Data Contracts vs Data Quality: What's the Difference?
Data contracts define what a dataset promises — before it is written. Data quality measures whether the data delivered on those promises — after it is written. Contracts are enforced in CI/CD to prevent breaking changes; quality checks run at pipeline time to catch runtime violations. You need both.
Data Contract
- ✓ Defines schema, SLA, owner, and change policy
- ✓ Enforced in CI/CD — blocks breaking PRs before merge
- ✓ Versioned YAML stored in source control
- ✓ Covers PII classification and access control
- – Requires CI/CD integration to be effective
- – Most valuable at team boundaries — overkill for internal tables
Stack: ODCS YAML · GitHub Actions · Schema Registry
Data Quality
- ✓ Measures null rates, row counts, value distributions
- ✓ Runs at pipeline time — catches runtime data violations
- ✓ Works without team buy-in — add to any existing pipeline
- ✓ Tools: dbt tests, Great Expectations, Soda
- – Can't block breaking schema changes before they ship
- – No ownership or SLA metadata — just assertions
Stack: dbt · Great Expectations · Soda · Prometheus
Mental Model
Think of a data contract as a building code — it defines what must be true before construction begins, enforced by an inspector (CI/CD) before anyone moves in. Data quality is a home inspection — it checks the delivered building against specs after it's built. Building codes prevent the wrong thing from being built; inspections catch what slipped through. You need both to ship reliable data.
Use Data Contracts When
- → Breaking schema changes are a recurring problem
- → Producer and consumer are different teams
- → You need PII tagging and access control enforced
- → SOC2, GDPR, or HIPAA compliance is required
Use Data Quality When
- → Catching runtime data violations (nulls, bad values)

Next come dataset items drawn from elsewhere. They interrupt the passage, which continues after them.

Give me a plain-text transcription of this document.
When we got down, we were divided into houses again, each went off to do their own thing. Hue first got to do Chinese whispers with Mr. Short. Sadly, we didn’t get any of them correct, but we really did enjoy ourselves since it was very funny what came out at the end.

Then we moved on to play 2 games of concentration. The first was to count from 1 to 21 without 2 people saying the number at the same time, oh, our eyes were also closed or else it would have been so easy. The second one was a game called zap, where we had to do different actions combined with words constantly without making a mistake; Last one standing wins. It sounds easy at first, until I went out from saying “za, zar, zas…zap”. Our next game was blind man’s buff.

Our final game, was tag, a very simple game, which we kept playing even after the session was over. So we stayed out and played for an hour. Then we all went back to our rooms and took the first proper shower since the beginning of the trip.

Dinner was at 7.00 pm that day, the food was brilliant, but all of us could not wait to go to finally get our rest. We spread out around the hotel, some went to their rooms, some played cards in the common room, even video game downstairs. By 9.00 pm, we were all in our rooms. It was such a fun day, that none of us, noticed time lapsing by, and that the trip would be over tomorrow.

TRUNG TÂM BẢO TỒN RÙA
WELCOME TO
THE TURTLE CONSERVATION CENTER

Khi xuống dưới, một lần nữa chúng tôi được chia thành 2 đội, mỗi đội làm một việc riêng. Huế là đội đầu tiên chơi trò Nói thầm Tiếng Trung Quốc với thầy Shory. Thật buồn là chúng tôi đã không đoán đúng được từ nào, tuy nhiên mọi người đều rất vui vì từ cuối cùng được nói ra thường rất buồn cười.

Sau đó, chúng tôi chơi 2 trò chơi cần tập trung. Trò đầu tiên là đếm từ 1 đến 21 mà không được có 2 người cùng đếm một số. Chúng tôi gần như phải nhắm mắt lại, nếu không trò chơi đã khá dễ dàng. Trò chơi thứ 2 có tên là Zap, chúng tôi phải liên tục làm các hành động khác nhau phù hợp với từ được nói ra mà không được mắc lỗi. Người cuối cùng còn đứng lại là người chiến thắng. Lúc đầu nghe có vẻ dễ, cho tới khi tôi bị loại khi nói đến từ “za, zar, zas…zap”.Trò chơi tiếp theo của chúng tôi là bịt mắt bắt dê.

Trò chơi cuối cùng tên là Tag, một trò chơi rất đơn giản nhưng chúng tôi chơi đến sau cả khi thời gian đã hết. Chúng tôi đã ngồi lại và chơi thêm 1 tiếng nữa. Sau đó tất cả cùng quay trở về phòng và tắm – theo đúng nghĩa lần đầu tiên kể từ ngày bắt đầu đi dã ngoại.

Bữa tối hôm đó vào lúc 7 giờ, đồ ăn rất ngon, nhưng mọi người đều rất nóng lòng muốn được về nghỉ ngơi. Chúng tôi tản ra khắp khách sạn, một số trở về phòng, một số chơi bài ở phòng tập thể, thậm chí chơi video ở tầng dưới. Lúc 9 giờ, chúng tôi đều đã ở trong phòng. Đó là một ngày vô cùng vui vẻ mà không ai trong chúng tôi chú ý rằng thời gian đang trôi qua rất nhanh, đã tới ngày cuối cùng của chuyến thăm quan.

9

- → Adding checks to existing pipelines quickly
- → You need a foundation before rolling out contracts
- → Internal tables consumed only by your own team
How They Work Together
The production pattern is layers: contracts define what the dataset promises and gate CI/CD. Quality tools (Great Expectations, dbt tests) validate the runtime output against those promises. The contract drives the test generation — quality checks should be derived from contract SLAs, not defined independently.
# Contract SLA drives quality check thresholds
# contracts/orders.yml
sla:
freshness_hours: 1
min_rows: 1000
# Great Expectations suite auto-generated from contract
validator.expect_table_row_count_to_be_between(
min_value=1000 # from contract.sla.min_rows
)
Common Mistakes
Treating contracts and quality as alternatives
They operate at different layers. Contracts prevent the wrong thing from shipping; quality catches runtime violations. Replace neither with the other.
Quality checks without contracts at team boundaries
If a producer renames a column, your quality check passes (the new column exists) but all downstream consumers reading the old name break. A contract would have blocked the rename in CI.
Contracts without quality enforcement
A YAML file with SLA definitions that nobody validates is just documentation. Wire contracts into both CI/CD (breaking changes) and pipeline time (quality thresholds) from day one.
FAQ
- What is the difference between data contracts and data quality?
- Contracts define what a dataset promises and are enforced in CI/CD before code ships. Quality measures whether the data delivered at runtime. Contracts prevent problems; quality catches them.
- Can data quality replace data contracts?
- No. Quality tools run after data is written and catch known violations. Contracts block breaking schema changes before they are ever merged. You need both.
- Should I implement contracts or quality first?
- Start with quality — dbt tests and Great Expectations on critical tables. Once baselines exist, layer contracts on top for your most important team boundaries.